Problem #1448 (Count Good Nodes in Binary Tree | Binary Tree, Breadth-First Search, Depth-First Search, Tree)

Problem

Given a binary tree root, a node X in the tree is named good if in the path from root to X there are no nodes with a value greater than X.

Return the number of good nodes in the binary tree.

Example 1

Input:

root = [3,1,4,3,null,1,5]

Output:

4

Explanation: Nodes in blue are good.

Root Node (3) is always a good node.
Node 4 -> (3,4) is the maximum value in the path starting from the root.
Node 5 -> (3,4,5) is the maximum value in the path
Node 3 -> (3,1,3) is the maximum value in the path.

Example 2

Input:

root = [3,3,null,4,2]

Output:

3

Explanation:

Node 2 -> (3, 3, 2) is not good, because "3" is higher than it.

Example 3

Input:

root = [1]

*Output:

1

Explanation:

Root is considered as good.

Solutions

Recursion

The idea is to declare a global variable(n) to represent the number of good nodes. A node is a good node if:

- the path from the root node to node X does not contain a node with value greater than that of node X.

To check whether a node is a good node, create a recursive method with arguments (TreeNode root, int lastMax). root represents the current node while lastMax represents the node with the greates value in the current path.

Method is structured as such:

void goodNode(TreeNode root, int lastMax){}

• the method should take a TreeNode root which refers to the current node and int lastMax which refers to the greatest value of the path.

if(root == null) return;

• return if at the end of Tree path.

if(root.val >= lastMax){
    n++;
    lastMax = root.val;
}

• if the value of the current node is greater than or equal to lastMax then the current node is a good node, thus increment n and change the value of lastMax to the value of the current node.

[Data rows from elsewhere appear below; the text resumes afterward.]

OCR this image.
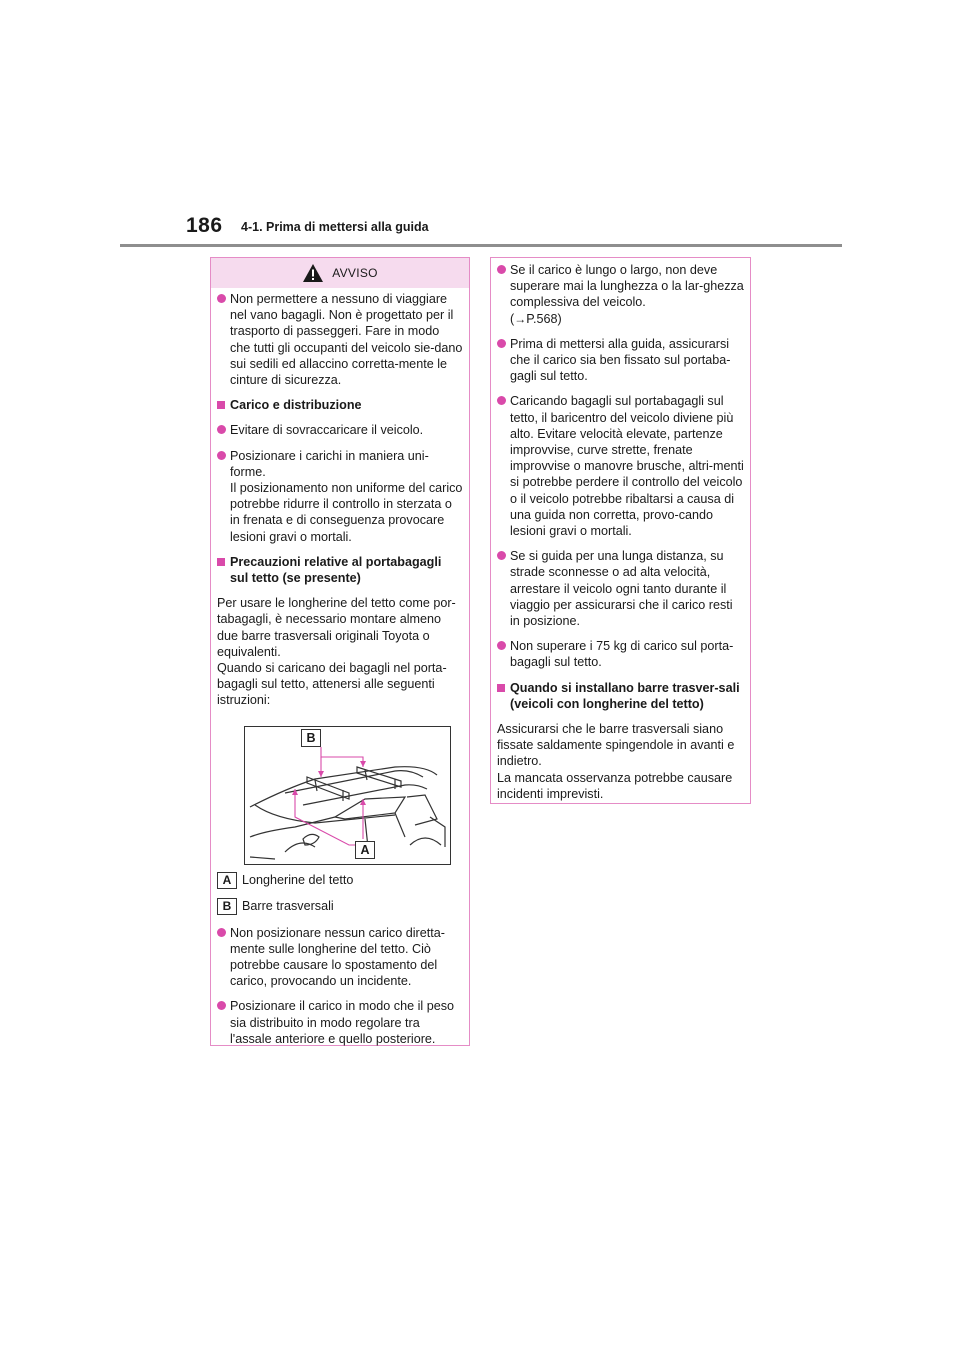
186 4-1. Prima di mettersi alla guida
AVVISO
Non permettere a nessuno di viaggiare nel vano bagagli. Non è progettato per il trasporto di passeggeri. Fare in modo che tutti gli occupanti del veicolo sie-dano sui sedili ed allaccino corretta-mente le cinture di sicurezza.
Carico e distribuzione
Evitare di sovraccaricare il veicolo.
Posizionare i carichi in maniera uni-forme.
Il posizionamento non uniforme del carico potrebbe ridurre il controllo in sterzata o in frenata e di conseguenza provocare lesioni gravi o mortali.
Precauzioni relative al portabagagli sul tetto (se presente)
Per usare le longherine del tetto come por-tabagagli, è necessario montare almeno due barre trasversali originali Toyota o equivalenti.
Quando si caricano dei bagagli nel porta-bagagli sul tetto, attenersi alle seguenti istruzioni:
B
A
A Longherine del tetto
B Barre trasversali
Non posizionare nessun carico diretta-mente sulle longherine del tetto. Ciò potrebbe causare lo spostamento del carico, provocando un incidente.
Posizionare il carico in modo che il peso sia distribuito in modo regolare tra l'assale anteriore e quello posteriore.
Se il carico è lungo o largo, non deve superare mai la lunghezza o la lar-ghezza complessiva del veicolo.
(→P.568)
Prima di mettersi alla guida, assicurarsi che il carico sia ben fissato sul portaba-gagli sul tetto.
Caricando bagagli sul portabagagli sul tetto, il baricentro del veicolo diviene più alto. Evitare velocità elevate, partenze improvvise, curve strette, frenate improvvise o manovre brusche, altri-menti si potrebbe perdere il controllo del veicolo o il veicolo potrebbe ribaltarsi a causa di una guida non corretta, provo-cando lesioni gravi o mortali.
Se si guida per una lunga distanza, su strade sconnesse o ad alta velocità, arrestare il veicolo ogni tanto durante il viaggio per assicurarsi che il carico resti in posizione.
Non superare i 75 kg di carico sul porta-bagagli sul tetto.
Quando si installano barre trasver-sali (veicoli con longherine del tetto)
Assicurarsi che le barre trasversali siano fissate saldamente spingendole in avanti e indietro.
La mancata osservanza potrebbe causare incidenti imprevisti.
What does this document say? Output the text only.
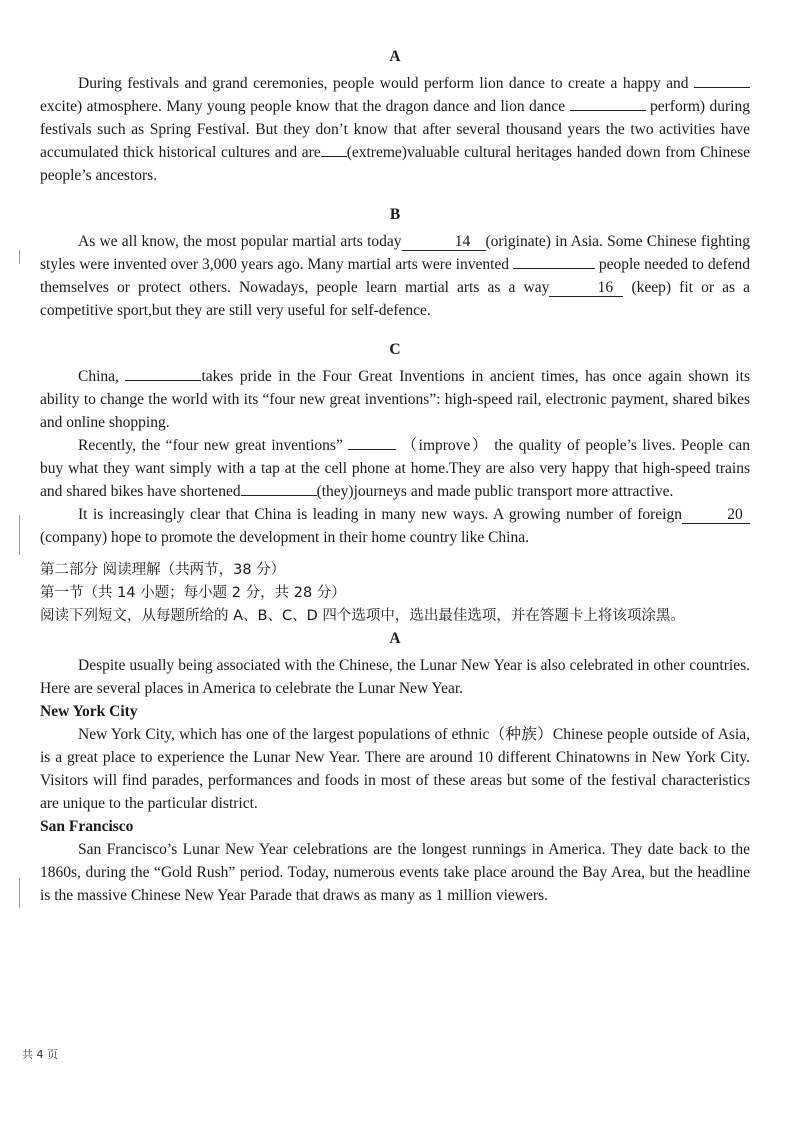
A

During festivals and grand ceremonies, people would perform lion dance to create a happy and  excite) atmosphere. Many young people know that the dragon dance and lion dance	perform) during festivals such as Spring Festival. But they don’t know that after several thousand years the two activities have accumulated thick historical cultures and are (extreme)valuable cultural heritages handed down from Chinese people’s ancestors.

B

As we all know, the most popular martial arts today	14 (originate) in Asia. Some Chinese fighting styles were invented over 3,000 years ago. Many martial arts were invented	people needed to defend themselves or protect others. Nowadays, people learn martial arts as a way	16 (keep) fit or as a competitive sport,but they are still very useful for self-defence.

C

China,	takes pride in the Four Great Inventions in ancient times, has once again shown its ability to change the world with its “four new great inventions”: high-speed rail, electronic payment, shared bikes and online shopping.

Recently, the “four new great inventions”	（improve） the quality of people’s lives. People can buy what they want simply with a tap at the cell phone at home.They are also very happy that high-speed trains and shared bikes have shortened	(they)journeys and made public transport more attractive.

It is increasingly clear that China is leading in many new ways. A growing number of foreign	20(company) hope to promote the development in their home country like China.

第二部分 阅读理解（共两节，38 分）

第一节（共 14 小题；每小题 2 分，共 28 分）

阅读下列短文，从每题所给的 A、B、C、D 四个选项中，选出最佳选项，并在答题卡上将该项涂黑。

A

Despite usually being associated with the Chinese, the Lunar New Year is also celebrated in other countries. Here are several places in America to celebrate the Lunar New Year.

New York City

New York City, which has one of the largest populations of ethnic（种族）Chinese people outside of Asia, is a great place to experience the Lunar New Year. There are around 10 different Chinatowns in New York City. Visitors will find parades, performances and foods in most of these areas but some of the festival characteristics are unique to the particular district.

San Francisco

San Francisco’s Lunar New Year celebrations are the longest runnings in America. They date back to the 1860s, during the “Gold Rush” period. Today, numerous events take place around the Bay Area, but the headline is the massive Chinese New Year Parade that draws as many as 1 million viewers.

共 4 页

goodNode(TreeNode root.left, lastMax);
goodNode(TreeNode root.right, lastMax);

• check whether the left and right nodes are good nodes.

Code

• JAVA

class Solution {
    int n = 0;
    public int goodNodes(TreeNode root) {
        goodNode(root, root.val);
        return n;
    }
    
    public void goodNode(TreeNode root, int lastMax){
        if(root == null) return;
        if(root.val >= lastMax){
            n++;
            lastMax = root.val;
        }
        goodNode(root.left, lastMax);
        goodNode(root.right, lastMax);
    }
}

Complexity

• Time: O(n)
• Space: O(height)